In his report to LeMay following the mission, Brigadier Gen­eral Thomas Power, commander of 314th Wing that had recently arrived at Guam, posed a question: If the crews had attacked at a lower altitude with a larger bomb load, would more destruction have resulted? The vile weather forced Power to fly his в-29 at a low altitude to Japan before climbing to twenty-five thousand feet to release his bombs, and the lower altitude reduced fuel con­sumption by producing less stress on the engines—which could have permitted his aircraft to carry more bombs.110 In the mean­time, LeMay dispatched 192 Superfortresses on yet another pre­cision strike against Tokyo’s Nakajima factory, and once more the results were dire; cloud cover obscured the target and most bombs fell in the city’s urban areas.111

LeMay began to accept the reality that the high altitude, preci­sion bombing of Japanese targets was impossible. In early March he ordered twelve of Rosy O’Donnell’s crews to bomb a tiny is­land near Saipan at an altitude of fifty feet with delayed-fuse bombs to determine the feasibility of a low-level attack.112 He also wrote Norstad:

We have been having a hell of a time with the weather lately. … If

we put our formations on top of it going in, the bomb load drops to

practically nothing. To try and beat these weather conditions, I am going to try to assemble a formation over Japan itself. I think we can get away with it a few times anyway.

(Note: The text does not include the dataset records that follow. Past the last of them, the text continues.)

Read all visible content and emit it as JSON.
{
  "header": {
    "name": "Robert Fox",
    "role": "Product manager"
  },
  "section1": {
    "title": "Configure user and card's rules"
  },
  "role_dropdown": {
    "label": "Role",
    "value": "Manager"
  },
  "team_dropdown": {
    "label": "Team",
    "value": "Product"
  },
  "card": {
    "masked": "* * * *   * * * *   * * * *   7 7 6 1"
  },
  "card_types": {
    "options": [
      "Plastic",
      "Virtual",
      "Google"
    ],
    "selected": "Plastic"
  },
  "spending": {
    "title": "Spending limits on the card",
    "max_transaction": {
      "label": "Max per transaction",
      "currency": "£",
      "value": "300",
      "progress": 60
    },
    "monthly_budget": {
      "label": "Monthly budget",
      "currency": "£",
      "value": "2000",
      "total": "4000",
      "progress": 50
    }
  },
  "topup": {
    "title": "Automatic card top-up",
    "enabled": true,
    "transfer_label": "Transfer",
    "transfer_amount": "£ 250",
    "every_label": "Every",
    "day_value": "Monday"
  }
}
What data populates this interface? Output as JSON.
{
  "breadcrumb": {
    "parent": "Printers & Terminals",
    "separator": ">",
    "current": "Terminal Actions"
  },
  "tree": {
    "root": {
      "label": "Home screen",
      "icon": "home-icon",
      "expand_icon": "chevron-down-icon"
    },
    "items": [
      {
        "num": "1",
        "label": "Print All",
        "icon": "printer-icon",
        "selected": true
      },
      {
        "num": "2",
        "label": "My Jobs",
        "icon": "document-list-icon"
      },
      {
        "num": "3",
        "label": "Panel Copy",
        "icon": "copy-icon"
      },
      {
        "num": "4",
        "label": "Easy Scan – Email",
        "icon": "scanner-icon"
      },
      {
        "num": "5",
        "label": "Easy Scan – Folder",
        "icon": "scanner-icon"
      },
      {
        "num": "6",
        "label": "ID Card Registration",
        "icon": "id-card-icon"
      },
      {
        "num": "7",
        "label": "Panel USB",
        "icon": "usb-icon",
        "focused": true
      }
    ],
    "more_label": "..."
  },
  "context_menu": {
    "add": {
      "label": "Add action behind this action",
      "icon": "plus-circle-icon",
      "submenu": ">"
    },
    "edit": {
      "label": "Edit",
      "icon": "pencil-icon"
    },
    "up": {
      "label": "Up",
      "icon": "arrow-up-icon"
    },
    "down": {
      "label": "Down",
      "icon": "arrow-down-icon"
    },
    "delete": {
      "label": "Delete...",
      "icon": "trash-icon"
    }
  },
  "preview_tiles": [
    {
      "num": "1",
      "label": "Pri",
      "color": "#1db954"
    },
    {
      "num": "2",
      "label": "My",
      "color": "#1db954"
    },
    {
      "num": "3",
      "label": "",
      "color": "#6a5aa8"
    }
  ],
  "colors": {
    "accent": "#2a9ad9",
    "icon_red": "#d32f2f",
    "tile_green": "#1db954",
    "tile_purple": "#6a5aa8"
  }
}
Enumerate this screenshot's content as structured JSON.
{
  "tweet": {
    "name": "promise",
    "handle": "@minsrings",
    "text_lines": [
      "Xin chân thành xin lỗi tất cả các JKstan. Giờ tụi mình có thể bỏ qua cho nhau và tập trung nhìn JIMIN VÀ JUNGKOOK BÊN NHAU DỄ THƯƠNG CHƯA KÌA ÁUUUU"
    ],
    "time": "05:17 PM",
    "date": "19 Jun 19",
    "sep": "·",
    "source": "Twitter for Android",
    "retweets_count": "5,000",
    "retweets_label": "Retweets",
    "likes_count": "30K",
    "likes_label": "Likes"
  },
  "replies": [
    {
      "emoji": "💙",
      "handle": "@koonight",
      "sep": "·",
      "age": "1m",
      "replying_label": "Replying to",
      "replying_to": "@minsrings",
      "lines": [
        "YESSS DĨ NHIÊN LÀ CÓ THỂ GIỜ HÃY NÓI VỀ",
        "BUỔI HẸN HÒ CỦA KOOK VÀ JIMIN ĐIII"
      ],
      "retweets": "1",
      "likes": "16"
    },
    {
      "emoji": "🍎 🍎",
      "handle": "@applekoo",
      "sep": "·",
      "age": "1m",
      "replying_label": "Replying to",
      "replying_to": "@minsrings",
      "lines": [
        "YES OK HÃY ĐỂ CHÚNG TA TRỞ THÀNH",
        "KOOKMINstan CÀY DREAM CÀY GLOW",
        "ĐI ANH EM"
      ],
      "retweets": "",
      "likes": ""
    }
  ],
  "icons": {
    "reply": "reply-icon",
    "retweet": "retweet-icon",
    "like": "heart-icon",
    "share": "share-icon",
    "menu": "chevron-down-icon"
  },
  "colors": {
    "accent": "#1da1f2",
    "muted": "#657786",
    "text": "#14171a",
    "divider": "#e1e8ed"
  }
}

Another out is to try some night bombing. I don’t believe it is an efficient method of operation but this is another case of a few bombs on the target being better than no bombs at all.113

LeMay knew that this letter would likely not reach Norstad before he saw Norstad in person; perhaps he wanted to provide a written rationale to justify the radical approach that he planned to take. On 2 March Giles had notified Arnold, “I am sending Norstad out to the Pacific to discuss questions with LeMay that can be ironed out only through personal contact,” and LeMay received word of the impending visit.114 He had little doubt what it meant, or that its impetus came from Arnold. “General Arnold needed results,” LeMay recalled. “Larry Norstad had made that very plain. In effect, he had said: ‘You go ahead and get results with the в-29. If you don’t get results, you’ll be fired.’”115

Norstad’s directive to attack Zone I in both Tokyo and Na­goya had not changed, and area bombing—with incendiaries— offered the best means to inflict some damage to Japan’s war effort as well as provide photographic proof of the damage ren­dered. LeMay knew that the night, low-level area attacks that he envisioned were certain to kill thousands of Japanese civilians, yet, based upon his calculations of Japanese defenses, they also provided the best chance for his crews to survive. His goal now matched the cold-blooded thinking that rationalized the obliter­ation of German cities—an air power-induced early end of the war that would save American lives. LeMay aimed to achieve it by losing the minimum number of his own men in the process,116 and he viewed his action as ethical as well as laudatory. “Actually, I think it’s more immoral to use less force than necessary, than it

is to use more," he later wrote. “If you use less force, you kill off more of humanity in the long run, because you are merely pro­tracting the struggle.”117

Like his counterparts in Europe, LeMay’s logic presumed that increased brutality would hasten victory, and that fewer people would die from his incendiary campaign than would perish if he failed to initiate it. That projected outcome, though, remained un­certain, and many Japanese would reach a different conclusion.